Fury is set in last days of World War II, as the Allies invade Germany and attempt to snuff out what remains of the Nazis’ will to resist the inevitable. “It will end, soon,” Don “Wardaddy” Collier says, “But before it does, a lot more people have to die.”
Wardaddy (Brad Pitt) and the crewmembers of his tank, named Fury, have seen their share of death. As they film opens, they’re the only tank in their battalion to have survived the most recent battle, in which they lost their assistant tank driver. His replacement is a recently enlisted Army typist named Norman Ellison. Norman has not only never seen combat, he’s never even seen the inside of a tank.
Norman is the proxy for the movie’s audience—and a symbolic proxy for America. In the beginning of the film Norman (like America) is a reluctant warrior, straining to keep a clear conscience. But as he experiences the evil and destruction of the enemy, he soon becomes (like America) a Nazi-killing machine.
While the “hero’s journey” symbolism is overly obvious, the film is nevertheless effective in portraying the realities of war. The dirt and grime and blood have caked over everything and seeped into each character, leaving a layer of crust over their humanity.
This perspective comes through most powerfully in the most tense and affecting scene, which, oddly enough, takes place in a dining room rather than on the battlefield. Wardaddy and Norman attempt to take a short reprieve into normalcy, but the other crewmembers won’t allow it. Like demons dragging a soul back into the pits of hell, three drunken crewman refuse to let their comrades even briefly forget the horrors they’ve endured.
Such casual cruelty reveals these men aren’t true friends. In the civilized world they would have nothing to do with one another. Yet they are bound together so strongly by their shared trauma that they would give their lives for one another. Fury displays more depth in that 10-minute scene than most war movies achieve in their entire running time.
When Fury is focused on such scenes of characterization, the film almost achieves a level of greatness. A prime example is the scenes that focus on Boyd “Bible” Swan (Shia LaBeouf). Boyd is a committed, Bible-believing Christian. (He would have been, at that time, considered a fundamentalist, though today he’d pass for an evangelical.) Grilling Norman about his faith, Boyd asks if the new crewmembers is a “mainliner.” When Norman says he’s been baptized, another crew members responds, “That ain’t what he asked you.”
It’s rare to find any film, much less a war movie, a supporting of such strong and enviable faith. It’s even more rare to see a range of characters display a type of biblical literacy that would, admittedly, have been more common in that era. Consider the following exchange prior to the heat of battle:
Boyd: Here’s a Bible verse I think about sometimes. Many times. It goes: “And I heard the voice of Lord saying: Whom shall I send, and who will go for us? And I said: Here am I, send me!”

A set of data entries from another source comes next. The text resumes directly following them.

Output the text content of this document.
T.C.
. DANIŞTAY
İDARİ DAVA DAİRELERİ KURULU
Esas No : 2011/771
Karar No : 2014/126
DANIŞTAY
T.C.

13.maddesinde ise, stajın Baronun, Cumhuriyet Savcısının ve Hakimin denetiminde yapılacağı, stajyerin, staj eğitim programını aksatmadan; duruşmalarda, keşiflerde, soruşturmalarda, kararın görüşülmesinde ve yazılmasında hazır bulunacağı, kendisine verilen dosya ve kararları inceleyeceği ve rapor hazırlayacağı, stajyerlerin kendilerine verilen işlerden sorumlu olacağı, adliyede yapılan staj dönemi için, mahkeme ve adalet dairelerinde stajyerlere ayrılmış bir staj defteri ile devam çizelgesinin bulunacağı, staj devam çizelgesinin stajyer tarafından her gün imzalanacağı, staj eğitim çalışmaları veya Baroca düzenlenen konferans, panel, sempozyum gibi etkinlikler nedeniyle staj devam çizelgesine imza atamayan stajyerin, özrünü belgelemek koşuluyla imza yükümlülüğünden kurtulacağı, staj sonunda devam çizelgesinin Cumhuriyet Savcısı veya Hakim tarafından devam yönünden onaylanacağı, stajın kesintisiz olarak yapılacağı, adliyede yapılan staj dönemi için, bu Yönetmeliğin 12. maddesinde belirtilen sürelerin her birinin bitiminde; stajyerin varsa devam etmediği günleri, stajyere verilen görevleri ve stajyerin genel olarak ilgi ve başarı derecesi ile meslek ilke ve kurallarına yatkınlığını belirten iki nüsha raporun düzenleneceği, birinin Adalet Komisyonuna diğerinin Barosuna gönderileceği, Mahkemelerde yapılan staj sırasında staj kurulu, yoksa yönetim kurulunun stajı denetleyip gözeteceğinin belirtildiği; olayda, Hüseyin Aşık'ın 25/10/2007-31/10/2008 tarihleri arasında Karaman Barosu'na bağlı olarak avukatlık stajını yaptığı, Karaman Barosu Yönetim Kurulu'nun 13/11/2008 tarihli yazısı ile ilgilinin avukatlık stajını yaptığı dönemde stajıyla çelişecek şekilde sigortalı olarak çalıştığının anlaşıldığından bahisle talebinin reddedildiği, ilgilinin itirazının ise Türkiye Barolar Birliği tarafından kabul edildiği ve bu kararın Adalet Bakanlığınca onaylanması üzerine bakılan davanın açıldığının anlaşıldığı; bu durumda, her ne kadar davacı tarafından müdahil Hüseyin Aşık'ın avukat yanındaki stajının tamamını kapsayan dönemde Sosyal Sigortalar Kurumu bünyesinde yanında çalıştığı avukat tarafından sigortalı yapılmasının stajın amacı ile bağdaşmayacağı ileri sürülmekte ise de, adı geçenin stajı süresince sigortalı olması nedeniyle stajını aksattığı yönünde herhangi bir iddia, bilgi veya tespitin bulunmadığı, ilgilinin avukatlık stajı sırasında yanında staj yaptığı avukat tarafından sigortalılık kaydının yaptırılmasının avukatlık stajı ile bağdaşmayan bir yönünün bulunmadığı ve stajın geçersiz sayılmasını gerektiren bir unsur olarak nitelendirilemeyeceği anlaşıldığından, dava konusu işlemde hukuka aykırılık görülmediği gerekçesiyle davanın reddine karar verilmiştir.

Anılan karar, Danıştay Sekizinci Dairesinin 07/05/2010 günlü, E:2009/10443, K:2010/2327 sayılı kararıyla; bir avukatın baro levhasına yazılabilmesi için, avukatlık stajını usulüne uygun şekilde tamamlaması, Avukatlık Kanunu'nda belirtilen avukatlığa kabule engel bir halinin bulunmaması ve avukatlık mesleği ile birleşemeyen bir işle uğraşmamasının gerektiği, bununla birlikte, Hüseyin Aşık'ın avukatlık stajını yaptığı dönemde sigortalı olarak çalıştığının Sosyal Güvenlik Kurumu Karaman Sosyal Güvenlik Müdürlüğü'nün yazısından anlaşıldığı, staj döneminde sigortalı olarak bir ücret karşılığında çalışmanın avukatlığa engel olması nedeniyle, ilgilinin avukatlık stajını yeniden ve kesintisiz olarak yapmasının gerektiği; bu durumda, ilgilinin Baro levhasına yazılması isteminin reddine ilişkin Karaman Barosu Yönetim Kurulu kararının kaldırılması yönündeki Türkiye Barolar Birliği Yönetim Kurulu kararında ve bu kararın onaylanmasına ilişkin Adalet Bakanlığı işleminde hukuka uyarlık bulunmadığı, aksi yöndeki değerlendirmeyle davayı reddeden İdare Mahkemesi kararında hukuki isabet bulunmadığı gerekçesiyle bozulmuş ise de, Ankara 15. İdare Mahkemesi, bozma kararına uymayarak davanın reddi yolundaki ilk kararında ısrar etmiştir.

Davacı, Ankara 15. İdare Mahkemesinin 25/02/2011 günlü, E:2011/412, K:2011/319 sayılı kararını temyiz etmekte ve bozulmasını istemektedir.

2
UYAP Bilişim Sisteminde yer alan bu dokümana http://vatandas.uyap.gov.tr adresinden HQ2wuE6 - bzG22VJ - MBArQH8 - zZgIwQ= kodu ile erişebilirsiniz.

Norman: [Mumbling] Send me.
Wardaddy: Book of Isaiah, chapter six.
Unfortunately, the last third of the film shifts gears and turns into a “last stand movie.” If you’ve seen any of these types—from Rio Bravo to 300—you can predict every move. The early parts of the film present an honest portrayal of combat, including the “good guys” committing a range of war crimes. But the last sections resorts to the fist-pumping, Nazi-killing heroics modern audiences have come to expect in films about the “Good War.”
If the film had ended on an earlier scene (possibly after a bombing when a particularly hardened crew member tells Norman, “That’s war”) it would have achieved greatness. Instead, it slides into an anticlimactic ending, making it merely a worthy addition to the war movie canon.
Still, Fury is worth seeing merely for its characters and the way it displays individual scenes of humanity. While it isn’t the great anti-war movie we’ve needed since World War II, the film’s portrayal of conscience and decency and heroism proves Truffaut was right: to show something is to ennoble it.